Some doctors are still reluctant to prescribe intrauterine devices, but they are perfectly safe for teens, according to one of the largest studies to date that looks at IUD safety among adolescents and older women.
"Today's IUDs are not the same as the ones that existed decades ago and are undeserving of the outdated stigma they carry," lead researcher Dr. Abbey Berenson, director of the Center for Interdisciplinary Research in Women's Health at the University of Texas Medical Branch at Galveston, said in a press release.
In a study published Monday in Obstetrics & Gynecology, Berenson and her colleagues examined health insurance claims from more than 90,000 women, ages 15 to 44, who had an IUD inserted between 2002 and 2009. They looked at complications, failures and rates of discontinuation within the first year, breaking the results down by age and type. The women either had a copper IUD or hormonal IUD, the two types currently available in the U.S.
Serious complications occurred in less than 1 percent of the women in the study, regardless of age or the type of IUD they had been prescribed. Additionally, early discontinuation rates for teenage girls and women 25-44 years old were not significantly different.
"One of the hesitations in providing IUDs as the first-line option to adolescents has been this feeling of, 'They won't like it, they'll take it out,'" Dr. Casey Petra, an associate professor of obstetrics and gynecology at the Mayo Clinic told The Huffington Post. On the contrary, the new study suggests that IUDs are "very well accepted" by teens, and that teenage girls are not more likely to have them taken out than their slightly older counterparts, said Petra, who did not work on the study.
Overall, the researchers concluded that hormonal IUDs were tied to fewer complications and lower rates of discontinuation than copper IUDs among women of all ages.
Teenagers were slightly more likely than 25 to 44-year-olds to experience dysmenorrhea, or pain associated with menstruation, as well as amenorrhea, or the absence of periods.
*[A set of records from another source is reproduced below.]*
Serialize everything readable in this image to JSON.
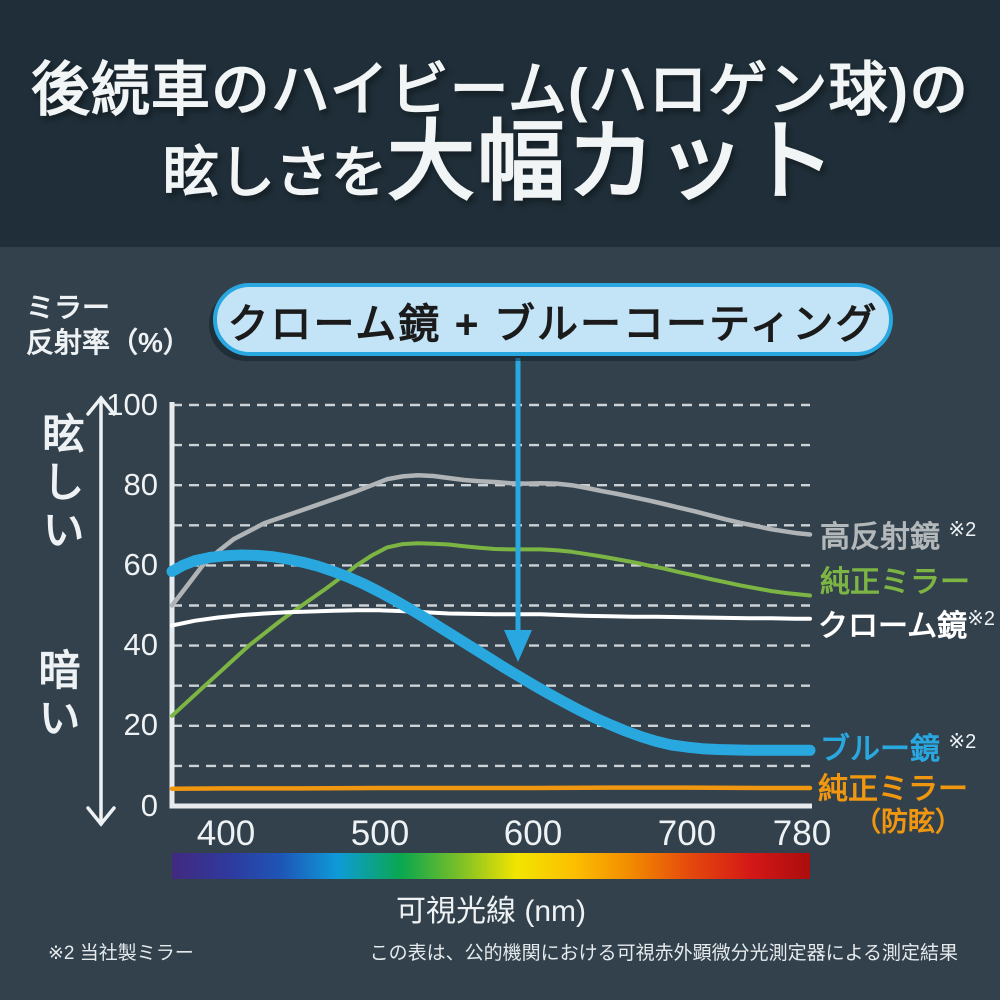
{
  "header": {
    "title_line1": "後続車のハイビーム(ハロゲン球)の",
    "title_line2_small": "眩しさを",
    "title_line2_large": "大幅カット"
  },
  "callout": {
    "label": "クローム鏡 + ブルーコーティング"
  },
  "y_axis": {
    "title_line1": "ミラー",
    "title_line2": "反射率（%）",
    "top_label": "眩しい",
    "bottom_label": "暗い",
    "ticks": [
      "100",
      "80",
      "60",
      "40",
      "20",
      "0"
    ]
  },
  "x_axis": {
    "ticks": [
      "400",
      "500",
      "600",
      "700",
      "780"
    ],
    "label": "可視光線 (nm)"
  },
  "footnotes": {
    "mark": "※2",
    "left": "※2 当社製ミラー",
    "right": "この表は、公的機関における可視赤外顕微分光測定器による測定結果"
  },
  "chart_data": {
    "type": "line",
    "title": "後続車のハイビーム(ハロゲン球)の眩しさを大幅カット",
    "xlabel": "可視光線 (nm)",
    "ylabel": "ミラー反射率（%）",
    "xlim": [
      365,
      780
    ],
    "ylim": [
      0,
      100
    ],
    "grid": "dashed horizontal every 10",
    "legend_position": "right of each line end",
    "annotation": {
      "text": "クローム鏡 + ブルーコーティング",
      "arrow_points_to_series": "ブルー鏡",
      "arrow_points_to": {
        "x": 590,
        "y": 38
      }
    },
    "series": [
      {
        "key": "high-reflective-mirror",
        "name": "高反射鏡",
        "label": "高反射鏡",
        "has_footnote_mark": true,
        "color": "#b0b4b6",
        "width": 4.5,
        "z": 1,
        "points": [
          [
            365,
            50
          ],
          [
            375,
            55
          ],
          [
            385,
            60
          ],
          [
            395,
            63.5
          ],
          [
            405,
            66.5
          ],
          [
            415,
            68.5
          ],
          [
            425,
            70.5
          ],
          [
            440,
            72.5
          ],
          [
            455,
            74.5
          ],
          [
            470,
            76.5
          ],
          [
            485,
            78.5
          ],
          [
            495,
            80
          ],
          [
            505,
            81.5
          ],
          [
            515,
            82.2
          ],
          [
            525,
            82.5
          ],
          [
            535,
            82.3
          ],
          [
            545,
            81.8
          ],
          [
            555,
            81.3
          ],
          [
            565,
            81
          ],
          [
            575,
            80.8
          ],
          [
            585,
            80.5
          ],
          [
            595,
            80.4
          ],
          [
            605,
            80.5
          ],
          [
            615,
            80.4
          ],
          [
            625,
            80
          ],
          [
            635,
            79.3
          ],
          [
            645,
            78.5
          ],
          [
            655,
            77.8
          ],
          [
            665,
            77
          ],
          [
            675,
            76.2
          ],
          [
            685,
            75.3
          ],
          [
            695,
            74.4
          ],
          [
            705,
            73.5
          ],
          [
            715,
            72.5
          ],
          [
            725,
            71.5
          ],
          [
            735,
            70.6
          ],
          [
            745,
            69.8
          ],
          [
            755,
            69
          ],
          [
            765,
            68.4
          ],
          [
            772,
            68
          ],
          [
            780,
            67.7
          ]
        ]
      },
      {
        "key": "genuine-mirror",
        "name": "純正ミラー",
        "label": "純正ミラー",
        "has_footnote_mark": false,
        "color": "#7cb544",
        "width": 4,
        "z": 2,
        "points": [
          [
            365,
            22.5
          ],
          [
            375,
            26
          ],
          [
            385,
            29.5
          ],
          [
            395,
            33
          ],
          [
            405,
            36.5
          ],
          [
            415,
            40
          ],
          [
            425,
            43
          ],
          [
            435,
            46
          ],
          [
            445,
            48.8
          ],
          [
            455,
            51.5
          ],
          [
            465,
            54.2
          ],
          [
            475,
            57
          ],
          [
            485,
            60
          ],
          [
            495,
            62.5
          ],
          [
            505,
            64.5
          ],
          [
            515,
            65.3
          ],
          [
            525,
            65.5
          ],
          [
            535,
            65.4
          ],
          [
            545,
            65.2
          ],
          [
            555,
            64.8
          ],
          [
            565,
            64.4
          ],
          [
            575,
            64.1
          ],
          [
            585,
            64
          ],
          [
            595,
            64
          ],
          [
            605,
            64
          ],
          [
            615,
            63.8
          ],
          [
            625,
            63.4
          ],
          [
            635,
            62.8
          ],
          [
            645,
            62.2
          ],
          [
            655,
            61.5
          ],
          [
            665,
            60.8
          ],
          [
            675,
            60
          ],
          [
            685,
            59.2
          ],
          [
            695,
            58.3
          ],
          [
            705,
            57.5
          ],
          [
            715,
            56.6
          ],
          [
            725,
            55.8
          ],
          [
            735,
            55
          ],
          [
            745,
            54.3
          ],
          [
            755,
            53.6
          ],
          [
            765,
            53.1
          ],
          [
            772,
            52.8
          ],
          [
            780,
            52.5
          ]
        ]
      },
      {
        "key": "chrome-mirror",
        "name": "クローム鏡",
        "label": "クローム鏡",
        "has_footnote_mark": true,
        "color": "#ffffff",
        "width": 4,
        "z": 3,
        "points": [
          [
            365,
            45
          ],
          [
            380,
            46.2
          ],
          [
            395,
            47
          ],
          [
            410,
            47.6
          ],
          [
            425,
            48
          ],
          [
            440,
            48.3
          ],
          [
            455,
            48.5
          ],
          [
            470,
            48.7
          ],
          [
            485,
            48.8
          ],
          [
            500,
            48.8
          ],
          [
            515,
            48.6
          ],
          [
            530,
            48.3
          ],
          [
            545,
            48
          ],
          [
            560,
            47.9
          ],
          [
            575,
            47.8
          ],
          [
            590,
            47.8
          ],
          [
            605,
            47.8
          ],
          [
            620,
            47.6
          ],
          [
            635,
            47.4
          ],
          [
            650,
            47.3
          ],
          [
            665,
            47.2
          ],
          [
            680,
            47.2
          ],
          [
            695,
            47.1
          ],
          [
            710,
            47
          ],
          [
            725,
            46.9
          ],
          [
            740,
            46.8
          ],
          [
            755,
            46.8
          ],
          [
            770,
            46.7
          ],
          [
            780,
            46.7
          ]
        ]
      },
      {
        "key": "blue-mirror",
        "name": "ブルー鏡",
        "label": "ブルー鏡",
        "has_footnote_mark": true,
        "color": "#29a8e0",
        "width": 11,
        "z": 5,
        "points": [
          [
            365,
            58.5
          ],
          [
            372,
            60
          ],
          [
            380,
            61.2
          ],
          [
            390,
            62
          ],
          [
            400,
            62.4
          ],
          [
            410,
            62.6
          ],
          [
            420,
            62.5
          ],
          [
            430,
            62.2
          ],
          [
            440,
            61.6
          ],
          [
            450,
            60.8
          ],
          [
            460,
            59.8
          ],
          [
            470,
            58.5
          ],
          [
            480,
            57
          ],
          [
            490,
            55.3
          ],
          [
            500,
            53.4
          ],
          [
            510,
            51.3
          ],
          [
            520,
            49.1
          ],
          [
            530,
            46.8
          ],
          [
            540,
            44.4
          ],
          [
            550,
            42
          ],
          [
            560,
            39.6
          ],
          [
            570,
            37.2
          ],
          [
            580,
            34.8
          ],
          [
            590,
            32.5
          ],
          [
            600,
            30.2
          ],
          [
            610,
            28
          ],
          [
            620,
            25.9
          ],
          [
            630,
            23.9
          ],
          [
            640,
            22
          ],
          [
            650,
            20.3
          ],
          [
            660,
            18.7
          ],
          [
            670,
            17.3
          ],
          [
            680,
            16.1
          ],
          [
            690,
            15.2
          ],
          [
            700,
            14.7
          ],
          [
            710,
            14.3
          ],
          [
            720,
            14.1
          ],
          [
            730,
            14
          ],
          [
            740,
            13.9
          ],
          [
            750,
            13.9
          ],
          [
            760,
            13.9
          ],
          [
            770,
            13.9
          ],
          [
            780,
            13.9
          ]
        ]
      },
      {
        "key": "genuine-mirror-antiglare",
        "name": "純正ミラー（防眩）",
        "label": "純正ミラー",
        "label2": "（防眩）",
        "has_footnote_mark": false,
        "color": "#f0960f",
        "width": 4.5,
        "z": 4,
        "points": [
          [
            365,
            4.3
          ],
          [
            400,
            4.4
          ],
          [
            450,
            4.4
          ],
          [
            500,
            4.5
          ],
          [
            550,
            4.5
          ],
          [
            600,
            4.5
          ],
          [
            650,
            4.6
          ],
          [
            700,
            4.6
          ],
          [
            750,
            4.5
          ],
          [
            780,
            4.5
          ]
        ]
      }
    ]
  }
}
But neither is a significant issue that places the patient at risk of serious harm, the study's authors wrote.
Among teens using contraceptives, the birth control pill is still the most popular option: More than half of the nearly 3 million teenage women who use contraception take the pill, according to the Centers for Disease Control and Prevention. However, in the last decade, the proportion of female contraceptive users opting for long-acting reversible methods has nearly quadrupled, jumping from 2.4 percent in 2002 to 8.5 percent in 2009. And approximately 4.5 percent of teens who use a form of birth control use a long-acting method. (Long-acting reversible methods include both the IUD and the birth control implant, a small rod implanted in a woman's upper arm that provides a continuous dose of hormones.)
In 2012, the American College of Obstetricians and Gynecologists issued a committee opinion saying that adolescents exploring contraceptive options should be encouraged to consider IUDs as well as the implant, which it called "the best reversible methods for preventing unintended pregnancy" in young women.
Despite a growing body of scientific support, concerns about IUD safety persist. Fears date back to the 1970s, when hundreds of thousands of women in the U.S. testified about serious harms caused by the Dalkon Shield -- an IUD that caused infection and even death, but has long since been removed from the market.
"I think that myth is still out there, that IUDs are going to cause infection and future infertility," Casey said, "but the perception is changing."
"This [new study] adds to our evidence that IUDs are safe and effective, as well as acceptable to women of all ages, including adolescents," she said.